Todos somos consumidores, y la mayoría, también trabajadores. De esta forma, nuestra perspectiva de la economía cambia si la miramos desde nuestra posición de compradores, o si lo hacemos desde la nuestra posición de productores, y esto es una contradicción que los políticos populistas de izquierda aprovechan para hacer sus ofertas electorales con graves consecuencias para el conjunto de la sociedad.
Como consumidores preferimos la libre competencia, los precios voluntariamente pactados, la libertad de empresa y la innovación que conlleva.
Los productos, o los servicios, suelen ser mejores, de mayor calidad y a precios más ajustados, con lo que mejora al conjunto de la sociedad.
Sin embargo, como trabajadores preferimos que la empresa donde se está empleado tenga poder de mercado, esto es, que actúe con alguna clase de protección o privilegio gubernamental en forma de regulación, y es lógico, ya que en competencia se trabaja más y se cobra lo justo, mientras que si esta competencia no existe los salarios pueden ser mayores y las condiciones de trabajo más benignas.
En líneas generales los empleos públicos, tanto de sus administraciones como de sus organismos y empresas, responden a esquemas de oferta con semblante de monopolio, y lo mismo sucede con aquellas empresas que operan en áreas fuertemente reguladas o intervenidas : en ambos casos los salarios son más elevados, con menores cargas laborales de todo tipo.

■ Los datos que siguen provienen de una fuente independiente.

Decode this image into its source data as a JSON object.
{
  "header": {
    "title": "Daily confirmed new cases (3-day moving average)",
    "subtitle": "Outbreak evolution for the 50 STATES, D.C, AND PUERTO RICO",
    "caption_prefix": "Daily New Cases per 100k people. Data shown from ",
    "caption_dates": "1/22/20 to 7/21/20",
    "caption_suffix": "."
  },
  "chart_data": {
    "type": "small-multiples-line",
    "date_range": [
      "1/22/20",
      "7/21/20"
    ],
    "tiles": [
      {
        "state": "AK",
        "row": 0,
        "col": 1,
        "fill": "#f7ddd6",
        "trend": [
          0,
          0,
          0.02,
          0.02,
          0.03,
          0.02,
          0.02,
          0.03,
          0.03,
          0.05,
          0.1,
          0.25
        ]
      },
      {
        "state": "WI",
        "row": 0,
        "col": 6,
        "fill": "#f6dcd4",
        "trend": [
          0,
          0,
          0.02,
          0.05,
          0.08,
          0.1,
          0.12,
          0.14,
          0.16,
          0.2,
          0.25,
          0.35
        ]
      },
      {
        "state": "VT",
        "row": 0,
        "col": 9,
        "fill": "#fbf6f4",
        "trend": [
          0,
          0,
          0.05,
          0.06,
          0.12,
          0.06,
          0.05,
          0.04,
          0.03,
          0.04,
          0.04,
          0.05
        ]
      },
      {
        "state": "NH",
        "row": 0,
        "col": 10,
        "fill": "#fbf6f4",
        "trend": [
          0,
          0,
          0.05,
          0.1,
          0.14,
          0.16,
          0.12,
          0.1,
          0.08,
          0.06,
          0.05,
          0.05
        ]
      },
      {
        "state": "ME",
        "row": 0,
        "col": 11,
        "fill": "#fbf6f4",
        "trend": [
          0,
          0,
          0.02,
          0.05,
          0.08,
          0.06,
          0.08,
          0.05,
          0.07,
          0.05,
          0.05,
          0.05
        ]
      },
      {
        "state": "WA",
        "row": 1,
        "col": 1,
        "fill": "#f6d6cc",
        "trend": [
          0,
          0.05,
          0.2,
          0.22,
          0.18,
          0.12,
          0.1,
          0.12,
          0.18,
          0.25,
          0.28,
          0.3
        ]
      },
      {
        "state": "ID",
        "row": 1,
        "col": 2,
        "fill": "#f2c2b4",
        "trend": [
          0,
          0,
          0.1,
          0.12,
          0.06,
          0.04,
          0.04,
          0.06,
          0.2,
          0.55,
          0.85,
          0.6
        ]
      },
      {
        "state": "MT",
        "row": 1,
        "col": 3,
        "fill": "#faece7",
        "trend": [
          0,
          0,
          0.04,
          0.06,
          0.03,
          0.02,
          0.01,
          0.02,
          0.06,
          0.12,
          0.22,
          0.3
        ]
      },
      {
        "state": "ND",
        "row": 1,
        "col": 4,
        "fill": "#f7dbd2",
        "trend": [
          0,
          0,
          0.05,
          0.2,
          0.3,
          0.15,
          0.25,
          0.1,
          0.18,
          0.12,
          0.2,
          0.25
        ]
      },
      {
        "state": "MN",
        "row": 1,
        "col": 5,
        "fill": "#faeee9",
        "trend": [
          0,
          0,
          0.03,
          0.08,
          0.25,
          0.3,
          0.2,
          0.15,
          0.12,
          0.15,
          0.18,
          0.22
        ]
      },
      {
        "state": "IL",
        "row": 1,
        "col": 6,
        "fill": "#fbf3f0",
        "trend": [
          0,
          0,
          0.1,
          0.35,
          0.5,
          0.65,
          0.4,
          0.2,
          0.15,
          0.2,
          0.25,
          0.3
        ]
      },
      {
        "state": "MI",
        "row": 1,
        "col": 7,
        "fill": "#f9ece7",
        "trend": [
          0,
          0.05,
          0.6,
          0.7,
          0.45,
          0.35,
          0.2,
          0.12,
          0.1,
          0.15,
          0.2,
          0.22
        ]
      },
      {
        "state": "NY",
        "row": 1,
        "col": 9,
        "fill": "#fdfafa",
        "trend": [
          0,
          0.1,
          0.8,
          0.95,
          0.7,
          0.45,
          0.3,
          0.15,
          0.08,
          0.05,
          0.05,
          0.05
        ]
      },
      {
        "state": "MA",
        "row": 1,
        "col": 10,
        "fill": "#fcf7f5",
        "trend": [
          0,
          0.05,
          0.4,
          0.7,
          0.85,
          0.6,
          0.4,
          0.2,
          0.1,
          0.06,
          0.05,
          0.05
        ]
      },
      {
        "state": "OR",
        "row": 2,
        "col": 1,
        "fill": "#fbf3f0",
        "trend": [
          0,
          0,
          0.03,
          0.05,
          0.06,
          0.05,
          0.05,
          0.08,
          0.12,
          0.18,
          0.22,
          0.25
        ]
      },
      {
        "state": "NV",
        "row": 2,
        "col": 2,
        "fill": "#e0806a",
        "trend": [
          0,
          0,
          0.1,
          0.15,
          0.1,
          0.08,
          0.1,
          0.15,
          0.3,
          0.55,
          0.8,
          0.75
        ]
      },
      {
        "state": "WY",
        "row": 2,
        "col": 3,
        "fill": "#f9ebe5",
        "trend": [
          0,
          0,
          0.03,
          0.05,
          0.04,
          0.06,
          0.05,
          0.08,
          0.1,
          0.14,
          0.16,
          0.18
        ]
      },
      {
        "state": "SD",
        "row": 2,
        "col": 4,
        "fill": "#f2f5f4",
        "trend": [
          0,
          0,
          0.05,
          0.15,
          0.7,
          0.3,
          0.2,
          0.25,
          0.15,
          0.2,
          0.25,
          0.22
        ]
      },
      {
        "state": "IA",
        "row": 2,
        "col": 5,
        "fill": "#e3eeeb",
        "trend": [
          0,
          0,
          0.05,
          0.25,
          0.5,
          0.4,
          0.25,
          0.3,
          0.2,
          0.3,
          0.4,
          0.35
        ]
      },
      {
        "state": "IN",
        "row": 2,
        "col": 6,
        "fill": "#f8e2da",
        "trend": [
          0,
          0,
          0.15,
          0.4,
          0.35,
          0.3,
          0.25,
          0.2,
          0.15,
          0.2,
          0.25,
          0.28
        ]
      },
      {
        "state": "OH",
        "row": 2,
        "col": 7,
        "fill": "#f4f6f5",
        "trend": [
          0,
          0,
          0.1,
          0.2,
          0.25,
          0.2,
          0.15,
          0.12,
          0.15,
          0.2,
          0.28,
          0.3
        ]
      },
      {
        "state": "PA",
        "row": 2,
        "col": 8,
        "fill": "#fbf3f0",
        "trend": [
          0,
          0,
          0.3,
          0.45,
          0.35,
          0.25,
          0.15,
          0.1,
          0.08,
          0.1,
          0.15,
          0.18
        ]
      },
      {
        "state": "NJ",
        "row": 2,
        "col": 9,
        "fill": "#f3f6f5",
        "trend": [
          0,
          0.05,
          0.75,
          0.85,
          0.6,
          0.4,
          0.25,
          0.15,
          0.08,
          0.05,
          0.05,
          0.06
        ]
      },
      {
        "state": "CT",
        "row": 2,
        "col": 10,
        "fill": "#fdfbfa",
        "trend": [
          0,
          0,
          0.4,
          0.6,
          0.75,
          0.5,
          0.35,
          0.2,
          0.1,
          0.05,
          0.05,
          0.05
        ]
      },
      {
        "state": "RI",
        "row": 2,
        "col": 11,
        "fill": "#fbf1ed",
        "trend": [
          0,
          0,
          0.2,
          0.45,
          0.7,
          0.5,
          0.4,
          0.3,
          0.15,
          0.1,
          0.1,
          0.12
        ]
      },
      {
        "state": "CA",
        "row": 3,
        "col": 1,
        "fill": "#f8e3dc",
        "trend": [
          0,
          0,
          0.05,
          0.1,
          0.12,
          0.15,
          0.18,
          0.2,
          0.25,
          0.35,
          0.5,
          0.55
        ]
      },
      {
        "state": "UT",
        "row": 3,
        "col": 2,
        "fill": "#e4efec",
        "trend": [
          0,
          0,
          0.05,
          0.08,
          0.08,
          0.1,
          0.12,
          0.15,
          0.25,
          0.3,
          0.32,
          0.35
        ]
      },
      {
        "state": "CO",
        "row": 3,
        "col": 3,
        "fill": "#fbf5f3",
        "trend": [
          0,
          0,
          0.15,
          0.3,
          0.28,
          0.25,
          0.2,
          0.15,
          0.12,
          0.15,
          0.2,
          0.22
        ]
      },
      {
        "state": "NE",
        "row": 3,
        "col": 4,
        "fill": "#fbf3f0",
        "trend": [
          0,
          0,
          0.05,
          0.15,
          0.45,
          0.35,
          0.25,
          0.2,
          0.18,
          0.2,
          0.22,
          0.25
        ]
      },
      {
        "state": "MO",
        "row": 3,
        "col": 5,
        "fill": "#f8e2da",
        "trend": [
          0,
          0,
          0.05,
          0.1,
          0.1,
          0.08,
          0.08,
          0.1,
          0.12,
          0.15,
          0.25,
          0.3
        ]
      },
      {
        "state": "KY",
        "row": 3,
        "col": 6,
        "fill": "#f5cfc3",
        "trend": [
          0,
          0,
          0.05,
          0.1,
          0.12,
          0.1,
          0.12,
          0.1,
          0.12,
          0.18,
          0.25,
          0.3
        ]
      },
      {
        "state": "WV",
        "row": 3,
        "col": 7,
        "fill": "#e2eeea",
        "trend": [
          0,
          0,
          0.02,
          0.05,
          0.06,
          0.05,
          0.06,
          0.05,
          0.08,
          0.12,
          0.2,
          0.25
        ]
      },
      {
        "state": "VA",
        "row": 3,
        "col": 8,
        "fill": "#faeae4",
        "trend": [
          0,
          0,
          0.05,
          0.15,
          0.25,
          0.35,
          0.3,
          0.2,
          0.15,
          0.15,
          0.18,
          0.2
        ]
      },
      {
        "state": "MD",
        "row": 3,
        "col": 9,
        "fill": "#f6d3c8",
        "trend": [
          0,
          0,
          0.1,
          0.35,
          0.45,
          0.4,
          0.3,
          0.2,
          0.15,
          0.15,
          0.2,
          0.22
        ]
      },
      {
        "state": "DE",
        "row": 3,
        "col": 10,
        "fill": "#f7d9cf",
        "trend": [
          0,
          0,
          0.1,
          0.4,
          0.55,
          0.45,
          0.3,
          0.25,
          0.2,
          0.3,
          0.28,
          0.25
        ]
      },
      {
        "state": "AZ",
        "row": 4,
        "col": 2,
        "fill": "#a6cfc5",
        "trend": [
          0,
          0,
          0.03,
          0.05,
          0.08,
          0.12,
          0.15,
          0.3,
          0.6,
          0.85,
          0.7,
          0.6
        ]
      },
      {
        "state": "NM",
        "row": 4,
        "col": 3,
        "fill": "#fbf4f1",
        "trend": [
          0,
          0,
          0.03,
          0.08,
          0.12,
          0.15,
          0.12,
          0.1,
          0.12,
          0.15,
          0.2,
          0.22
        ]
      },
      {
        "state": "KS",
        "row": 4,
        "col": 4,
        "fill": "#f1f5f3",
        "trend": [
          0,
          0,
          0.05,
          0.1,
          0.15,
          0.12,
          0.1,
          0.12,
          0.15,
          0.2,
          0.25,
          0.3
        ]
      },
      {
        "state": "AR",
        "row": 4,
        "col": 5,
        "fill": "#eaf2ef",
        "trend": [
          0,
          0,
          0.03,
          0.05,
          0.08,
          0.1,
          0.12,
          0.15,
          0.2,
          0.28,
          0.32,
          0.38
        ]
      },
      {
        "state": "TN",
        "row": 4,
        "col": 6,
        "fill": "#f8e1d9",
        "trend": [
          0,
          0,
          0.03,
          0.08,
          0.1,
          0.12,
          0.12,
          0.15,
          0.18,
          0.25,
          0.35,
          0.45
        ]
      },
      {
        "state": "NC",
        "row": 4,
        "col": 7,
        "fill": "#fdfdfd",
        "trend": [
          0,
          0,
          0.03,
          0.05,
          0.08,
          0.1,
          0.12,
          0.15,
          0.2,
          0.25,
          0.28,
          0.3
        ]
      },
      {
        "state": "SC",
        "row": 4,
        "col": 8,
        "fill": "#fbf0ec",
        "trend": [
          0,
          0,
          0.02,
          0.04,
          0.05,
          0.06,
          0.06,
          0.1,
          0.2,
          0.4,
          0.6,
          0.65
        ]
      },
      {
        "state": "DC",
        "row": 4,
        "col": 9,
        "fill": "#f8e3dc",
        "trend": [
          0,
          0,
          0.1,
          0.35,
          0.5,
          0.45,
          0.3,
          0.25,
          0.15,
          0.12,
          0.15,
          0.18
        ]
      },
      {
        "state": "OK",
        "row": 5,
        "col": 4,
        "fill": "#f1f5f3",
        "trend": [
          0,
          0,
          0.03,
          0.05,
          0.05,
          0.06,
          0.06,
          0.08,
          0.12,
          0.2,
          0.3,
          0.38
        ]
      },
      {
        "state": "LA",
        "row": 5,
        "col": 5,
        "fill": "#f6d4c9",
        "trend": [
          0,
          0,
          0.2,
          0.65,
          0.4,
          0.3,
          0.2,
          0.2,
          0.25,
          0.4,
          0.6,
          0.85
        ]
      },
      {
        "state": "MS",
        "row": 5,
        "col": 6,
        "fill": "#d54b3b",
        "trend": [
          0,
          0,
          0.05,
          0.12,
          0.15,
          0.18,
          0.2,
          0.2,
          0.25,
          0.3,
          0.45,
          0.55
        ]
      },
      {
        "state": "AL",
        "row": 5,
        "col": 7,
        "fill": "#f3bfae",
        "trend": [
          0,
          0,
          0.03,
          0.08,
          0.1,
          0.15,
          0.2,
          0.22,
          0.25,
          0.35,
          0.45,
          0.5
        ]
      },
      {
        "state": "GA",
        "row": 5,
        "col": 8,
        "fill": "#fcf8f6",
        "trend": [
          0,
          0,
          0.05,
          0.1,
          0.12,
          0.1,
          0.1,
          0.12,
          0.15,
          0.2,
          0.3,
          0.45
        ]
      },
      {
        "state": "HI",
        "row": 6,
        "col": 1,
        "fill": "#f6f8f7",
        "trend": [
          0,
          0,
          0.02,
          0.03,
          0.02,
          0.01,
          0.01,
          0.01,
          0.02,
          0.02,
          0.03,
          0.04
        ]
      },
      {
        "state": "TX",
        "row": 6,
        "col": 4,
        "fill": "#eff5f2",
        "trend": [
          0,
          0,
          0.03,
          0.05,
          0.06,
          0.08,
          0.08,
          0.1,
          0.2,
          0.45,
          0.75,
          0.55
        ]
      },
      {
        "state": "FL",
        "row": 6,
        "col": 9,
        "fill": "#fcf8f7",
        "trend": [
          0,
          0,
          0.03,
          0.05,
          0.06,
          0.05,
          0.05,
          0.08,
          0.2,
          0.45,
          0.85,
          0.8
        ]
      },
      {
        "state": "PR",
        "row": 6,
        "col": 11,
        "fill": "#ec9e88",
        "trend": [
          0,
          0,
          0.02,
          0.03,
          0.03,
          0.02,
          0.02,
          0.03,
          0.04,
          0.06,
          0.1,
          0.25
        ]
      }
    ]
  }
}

Ocurre, como decíamos, que en los sectores privados competitivos es en donde se produce la innovación y la ganancia de productividad, que se traduce en mejoras generales, mientras que en los monopolios no se produce ni una cosa ni otra, así que, mientras los primeros sean mayoritarios y los segundos minoritarios la economía puede avanzar, pero resulta que la gente se siente más identificada con su profesión que con su papel de consumidor.